Ia butuh waktu yang lama untuk melupakan kecelakaan yang menimpa dirinya. Kecelakaan yang terjadi lima belas tahu lalu yang menjadikan Amanda yatim piatu. Selama waktu yang dilalui untuk menerima kejadian tragis itu, ia selalu mengalami mimpi buruk setiap malam. Kali ini, berapa lama waktu yang harus dihabiskannya. Ia sendiri tidak mau menerima kenyataan sudah tidur dengan seorang pria yang baru dua kali ditemui. Ditambah lagi hal tersebut didasarkan azas jual beli. Dirinya bukan barang. Amanda adalah seorang manusia.
“Baiklah … kita akan pergi bersenang-senang!” Tiba-tiba Prisilla berseru.
Amanda menarik selimut hingga menutupi kepalanya segera. Bersenang-senang dalam kamus Amanda berada jauh dari keramaian. Namun, untuk Prisilla sebaliknya. Ia akan menyeret Amanda ke sebuah pesta yang penuh dengan dentuman musik dan orang-orang yang nyaris tidak dikenal.
“Aku tidak mau pergi,” gumamnya dari dalam selimut.
Selimut yang menutupi tubuh Amanda seketika itu terbang dan mendarat di lantai. Prisilla sudah berkacak pinggang, bibirnya yang seksi cemberut.
“Inilah yang harus diubah darimu. Kamu tidak boleh sendirian saat seperti ini. Kamu tahu kan setan bisa saja menyuruhmu melakukan hal aneh?” Prisilla menarik kedua tangan Amanda untuk berdiri.
“Aku benar-benar tidak mau pergi,” rengek Amanda. Suaranya terdengar sengau.
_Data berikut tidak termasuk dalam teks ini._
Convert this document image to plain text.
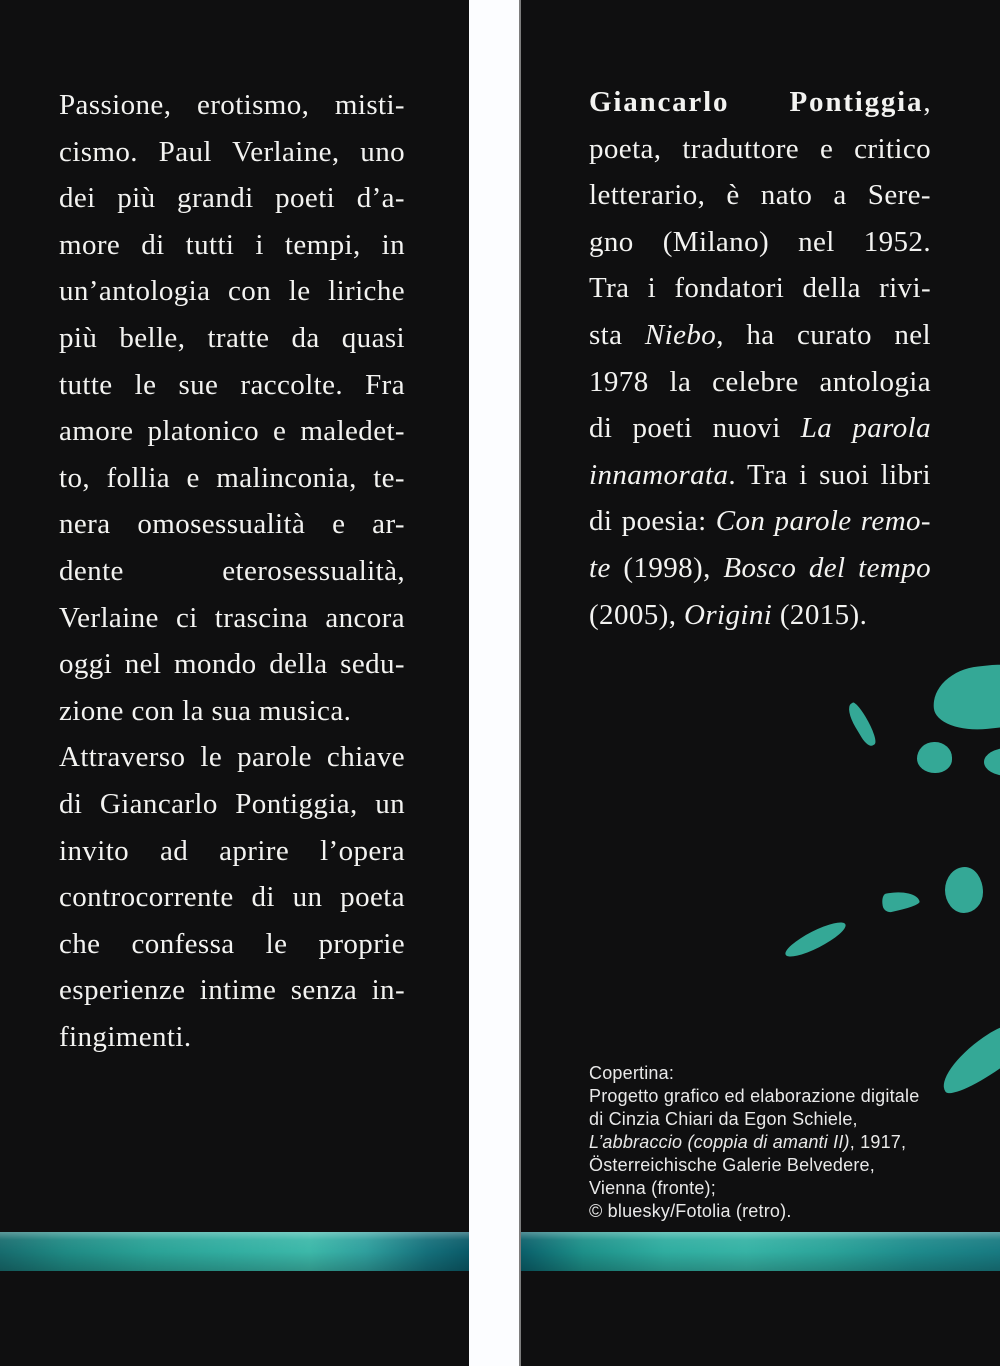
Passione, erotismo, misti-
cismo. Paul Verlaine, uno
dei più grandi poeti d’a-
more di tutti i tempi, in
un’antologia con le liriche
più belle, tratte da quasi
tutte le sue raccolte. Fra
amore platonico e maledet-
to, follia e malinconia, te-
nera omosessualità e ar-
dente eterosessualità,
Verlaine ci trascina ancora
oggi nel mondo della sedu-
zione con la sua musica.
Attraverso le parole chiave
di Giancarlo Pontiggia, un
invito ad aprire l’opera
controcorrente di un poeta
che confessa le proprie
esperienze intime senza in-
fingimenti.
Giancarlo Pontiggia,
poeta, traduttore e critico
letterario, è nato a Sere-
gno (Milano) nel 1952.
Tra i fondatori della rivi-
sta Niebo, ha curato nel
1978 la celebre antologia
di poeti nuovi La parola
innamorata. Tra i suoi libri
di poesia: Con parole remo-
te (1998), Bosco del tempo
(2005), Origini (2015).
Copertina:
Progetto grafico ed elaborazione digitale
di Cinzia Chiari da Egon Schiele,
L’abbraccio (coppia di amanti II), 1917,
Österreichische Galerie Belvedere,
Vienna (fronte);
© bluesky/Fotolia (retro).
Ia ingin sendirian sekarang. Mungkin menangis sampai tertidur karena kelelahan. Akan tetapi, selama ada Prisilla di sini hal itu tidak akan terjadi.
Karena dorongan Prisilla, Amanda sudah selesai berdandan sekarang. Entah memang sahabatnya memiliki intuisi yang kuat, atau sejak awal memang sudah berencana mengajak Amanda ke pesta. Di dalam tas Prisilla ada gaun cantik yang pas di tubuh Amanda.
“Kamu harus tunjukkan pada cecungguk itu, kalau tidak butuh dia lagi. Oke?”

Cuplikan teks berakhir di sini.